During the Suez Crisis of 1956, after the invasion of the Sinai Peninsula by Israeli troops, and the intervention of British and French troops, martial law was declared in Syria. Later Syrian and Iraqi troops were brought into Jordan to prevent a possible Israeli invasion. The November 1956 attacks on Iraqi pipelines were in retaliation for Iraq's acceptance into the Baghdad Pact. In early 1957, Iraq advised Egypt and Syria against a conceivable takeover of Jordan.

In November 1956, Syria signed a pact with the Soviet Union, providing a foothold for Communist influence within the government in exchange for planes, tanks, and other military equipment being sent to Syria. This increase in the strength of Syrian military technology worried Turkey, as it seemed feasible that Syria might attempt to retake Iskenderon, a formerly Syrian city now in Turkey. On the other hand, Syria and the USSR accused Turkey of massing its troops at the Syrian border. During this standoff, Communists gained more control over the Syrian government and military. Only heated debates in the United Nations (of which Syria was an original member) lessened the threat of war.

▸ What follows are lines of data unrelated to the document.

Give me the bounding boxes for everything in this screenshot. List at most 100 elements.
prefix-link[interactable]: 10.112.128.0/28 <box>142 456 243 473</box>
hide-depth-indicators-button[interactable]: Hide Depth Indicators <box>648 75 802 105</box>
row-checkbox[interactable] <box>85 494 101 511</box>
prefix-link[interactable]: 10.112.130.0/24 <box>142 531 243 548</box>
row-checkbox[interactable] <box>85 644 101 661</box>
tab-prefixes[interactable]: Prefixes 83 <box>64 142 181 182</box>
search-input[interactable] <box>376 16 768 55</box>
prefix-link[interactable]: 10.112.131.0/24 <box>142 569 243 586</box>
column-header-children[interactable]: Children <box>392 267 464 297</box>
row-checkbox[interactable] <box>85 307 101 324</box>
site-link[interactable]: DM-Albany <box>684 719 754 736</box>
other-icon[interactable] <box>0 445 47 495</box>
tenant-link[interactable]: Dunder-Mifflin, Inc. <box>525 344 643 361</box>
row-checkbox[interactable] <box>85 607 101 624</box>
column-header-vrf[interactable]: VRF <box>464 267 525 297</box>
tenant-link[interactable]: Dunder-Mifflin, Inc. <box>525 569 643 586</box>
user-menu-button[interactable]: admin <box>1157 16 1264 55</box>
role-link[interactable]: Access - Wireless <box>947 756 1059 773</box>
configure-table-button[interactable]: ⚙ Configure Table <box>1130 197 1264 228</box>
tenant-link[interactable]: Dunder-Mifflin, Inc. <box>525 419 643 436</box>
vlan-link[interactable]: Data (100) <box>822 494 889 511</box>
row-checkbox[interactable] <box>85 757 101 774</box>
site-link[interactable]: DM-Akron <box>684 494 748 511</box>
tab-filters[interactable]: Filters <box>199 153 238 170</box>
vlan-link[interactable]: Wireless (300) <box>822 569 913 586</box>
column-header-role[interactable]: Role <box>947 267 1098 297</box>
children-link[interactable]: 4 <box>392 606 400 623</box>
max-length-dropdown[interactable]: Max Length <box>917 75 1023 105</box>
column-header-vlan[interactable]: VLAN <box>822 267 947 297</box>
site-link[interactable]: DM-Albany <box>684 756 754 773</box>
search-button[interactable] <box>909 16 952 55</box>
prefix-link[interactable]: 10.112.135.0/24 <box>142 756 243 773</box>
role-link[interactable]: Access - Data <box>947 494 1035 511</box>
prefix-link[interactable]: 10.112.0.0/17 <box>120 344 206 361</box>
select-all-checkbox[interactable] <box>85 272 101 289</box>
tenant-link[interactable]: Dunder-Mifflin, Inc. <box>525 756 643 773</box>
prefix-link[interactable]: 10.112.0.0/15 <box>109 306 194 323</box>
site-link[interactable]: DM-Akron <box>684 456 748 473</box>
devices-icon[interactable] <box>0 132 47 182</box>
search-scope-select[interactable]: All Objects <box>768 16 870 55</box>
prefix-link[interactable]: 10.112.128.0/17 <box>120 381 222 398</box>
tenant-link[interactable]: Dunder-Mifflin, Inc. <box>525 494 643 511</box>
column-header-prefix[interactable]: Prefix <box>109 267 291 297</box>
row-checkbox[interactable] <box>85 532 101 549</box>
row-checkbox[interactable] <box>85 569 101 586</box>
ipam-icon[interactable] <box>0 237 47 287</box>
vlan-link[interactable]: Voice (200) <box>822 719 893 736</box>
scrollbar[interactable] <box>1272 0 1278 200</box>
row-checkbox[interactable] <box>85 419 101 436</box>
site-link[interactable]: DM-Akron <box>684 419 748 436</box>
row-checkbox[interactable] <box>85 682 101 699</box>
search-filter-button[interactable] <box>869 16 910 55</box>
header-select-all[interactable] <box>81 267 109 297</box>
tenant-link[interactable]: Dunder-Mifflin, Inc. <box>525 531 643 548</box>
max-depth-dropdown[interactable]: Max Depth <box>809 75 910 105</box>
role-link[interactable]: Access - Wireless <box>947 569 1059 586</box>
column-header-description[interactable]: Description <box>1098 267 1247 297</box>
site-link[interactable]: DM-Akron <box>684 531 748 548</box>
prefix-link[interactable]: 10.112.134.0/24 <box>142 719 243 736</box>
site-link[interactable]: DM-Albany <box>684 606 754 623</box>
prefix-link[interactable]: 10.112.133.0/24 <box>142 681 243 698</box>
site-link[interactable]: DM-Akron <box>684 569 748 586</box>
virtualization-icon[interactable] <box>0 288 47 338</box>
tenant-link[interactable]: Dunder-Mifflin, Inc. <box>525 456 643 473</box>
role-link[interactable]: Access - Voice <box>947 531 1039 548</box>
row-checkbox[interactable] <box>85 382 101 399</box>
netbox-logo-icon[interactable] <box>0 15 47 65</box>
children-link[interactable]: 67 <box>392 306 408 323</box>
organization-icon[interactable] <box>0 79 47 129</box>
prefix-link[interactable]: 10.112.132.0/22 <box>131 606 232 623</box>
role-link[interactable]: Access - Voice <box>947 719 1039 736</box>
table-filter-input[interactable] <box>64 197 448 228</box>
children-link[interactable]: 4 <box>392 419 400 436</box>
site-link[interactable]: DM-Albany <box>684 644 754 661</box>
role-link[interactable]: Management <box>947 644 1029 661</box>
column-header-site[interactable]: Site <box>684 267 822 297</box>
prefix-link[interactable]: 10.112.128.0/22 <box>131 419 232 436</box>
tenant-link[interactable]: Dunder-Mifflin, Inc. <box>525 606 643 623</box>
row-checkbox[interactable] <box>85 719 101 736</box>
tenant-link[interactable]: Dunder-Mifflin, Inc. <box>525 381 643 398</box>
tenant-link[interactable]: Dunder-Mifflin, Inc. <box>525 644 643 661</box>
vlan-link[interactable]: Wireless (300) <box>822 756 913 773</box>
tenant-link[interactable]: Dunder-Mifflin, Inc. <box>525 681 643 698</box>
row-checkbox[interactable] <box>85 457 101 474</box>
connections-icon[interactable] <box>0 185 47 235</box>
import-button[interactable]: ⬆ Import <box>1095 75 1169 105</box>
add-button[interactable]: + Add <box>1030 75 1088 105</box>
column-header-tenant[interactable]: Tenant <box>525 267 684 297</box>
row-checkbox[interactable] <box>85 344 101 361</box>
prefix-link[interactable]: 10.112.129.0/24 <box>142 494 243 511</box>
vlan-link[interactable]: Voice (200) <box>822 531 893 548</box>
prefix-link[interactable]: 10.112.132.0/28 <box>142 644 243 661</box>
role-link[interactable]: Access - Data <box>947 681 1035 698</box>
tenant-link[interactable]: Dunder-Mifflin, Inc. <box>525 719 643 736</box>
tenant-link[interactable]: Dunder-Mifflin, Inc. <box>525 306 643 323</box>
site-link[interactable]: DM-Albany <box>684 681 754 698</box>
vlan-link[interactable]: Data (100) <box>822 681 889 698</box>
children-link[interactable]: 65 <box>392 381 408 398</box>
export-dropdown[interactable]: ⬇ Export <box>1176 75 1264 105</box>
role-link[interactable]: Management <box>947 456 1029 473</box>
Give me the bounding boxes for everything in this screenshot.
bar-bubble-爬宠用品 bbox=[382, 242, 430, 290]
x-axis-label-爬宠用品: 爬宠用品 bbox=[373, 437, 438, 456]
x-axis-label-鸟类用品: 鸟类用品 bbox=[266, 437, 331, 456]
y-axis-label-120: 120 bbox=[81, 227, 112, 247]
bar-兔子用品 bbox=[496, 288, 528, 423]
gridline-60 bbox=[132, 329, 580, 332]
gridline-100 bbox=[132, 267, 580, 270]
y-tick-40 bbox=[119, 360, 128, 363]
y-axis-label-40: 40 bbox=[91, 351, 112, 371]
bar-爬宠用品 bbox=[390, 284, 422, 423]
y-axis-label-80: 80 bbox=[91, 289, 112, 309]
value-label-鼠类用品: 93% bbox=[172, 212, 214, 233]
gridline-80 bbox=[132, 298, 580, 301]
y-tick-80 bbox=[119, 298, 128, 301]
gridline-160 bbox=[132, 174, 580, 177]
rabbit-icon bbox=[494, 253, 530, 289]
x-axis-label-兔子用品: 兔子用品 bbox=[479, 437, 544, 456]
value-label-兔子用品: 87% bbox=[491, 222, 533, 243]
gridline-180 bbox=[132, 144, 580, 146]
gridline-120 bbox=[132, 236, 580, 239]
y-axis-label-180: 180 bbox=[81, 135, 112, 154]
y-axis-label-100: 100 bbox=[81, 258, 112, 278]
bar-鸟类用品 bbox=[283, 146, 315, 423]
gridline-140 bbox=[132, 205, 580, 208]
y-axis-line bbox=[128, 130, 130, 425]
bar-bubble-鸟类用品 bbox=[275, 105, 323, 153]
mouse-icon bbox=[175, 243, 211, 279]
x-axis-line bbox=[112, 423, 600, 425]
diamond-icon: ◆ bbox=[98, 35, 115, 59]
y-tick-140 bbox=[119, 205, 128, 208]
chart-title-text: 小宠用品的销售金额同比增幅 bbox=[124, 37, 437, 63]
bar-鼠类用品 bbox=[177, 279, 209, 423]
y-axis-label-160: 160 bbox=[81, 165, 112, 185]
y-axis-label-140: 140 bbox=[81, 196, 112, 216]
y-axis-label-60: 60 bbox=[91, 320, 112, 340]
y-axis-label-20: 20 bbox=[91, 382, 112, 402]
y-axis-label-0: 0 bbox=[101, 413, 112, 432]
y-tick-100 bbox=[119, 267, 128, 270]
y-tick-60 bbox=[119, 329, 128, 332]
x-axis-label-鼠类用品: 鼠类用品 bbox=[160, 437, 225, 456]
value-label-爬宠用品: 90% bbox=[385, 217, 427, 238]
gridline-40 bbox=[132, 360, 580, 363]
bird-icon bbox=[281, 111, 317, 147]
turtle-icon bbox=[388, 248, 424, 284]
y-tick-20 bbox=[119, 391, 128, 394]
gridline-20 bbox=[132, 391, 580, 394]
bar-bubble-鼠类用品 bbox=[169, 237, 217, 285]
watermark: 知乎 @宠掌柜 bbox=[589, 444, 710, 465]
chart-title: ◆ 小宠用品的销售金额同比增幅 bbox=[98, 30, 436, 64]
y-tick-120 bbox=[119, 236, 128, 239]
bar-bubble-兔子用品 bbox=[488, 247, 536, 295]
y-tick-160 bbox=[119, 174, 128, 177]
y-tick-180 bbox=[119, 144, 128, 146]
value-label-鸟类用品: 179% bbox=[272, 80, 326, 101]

===Joining the United Arab Republic===
Syria's political instability during the years after the 1954 coup, the parallelism of Syrian and Egyptian policies, and the appeal of Egyptian President Gamal Abdal Nasser's leadership in the wake of the Suez crisis created support in Syria for union with Egypt. On 1 February 1958, Syrian president Shukri al-Kuwatli and Nasser announced the merging of the two countries, creating the United Arab Republic, and all Syrian political parties, as well as the Communists therein, ceased overt activities. The merger was approved in a 1958 referendum.

===1961–1963===
Discontent with Egyptian dominance of the UAR led elements opposed to the union under Abd al-Karim al-Nahlawi to seize power on 28 September 1961. Two days later, Syria re-established itself as the Syrian Arab Republic. Frequent coups, military revolts, civil disorders and bloody riots characterized the 1960s. The 8 March 1963 coup resulted in installation of the National Council of the Revolutionary Command (NCRC), a group of military and civilian officials who assumed control of all executive and legislative authority. The takeover was engineered by members of the Ba'ath Party led by Michel Aflaq and Salah al-Din al-Bitar. The new cabinet was dominated by Ba'ath members; the moderate al-Bitar became premier.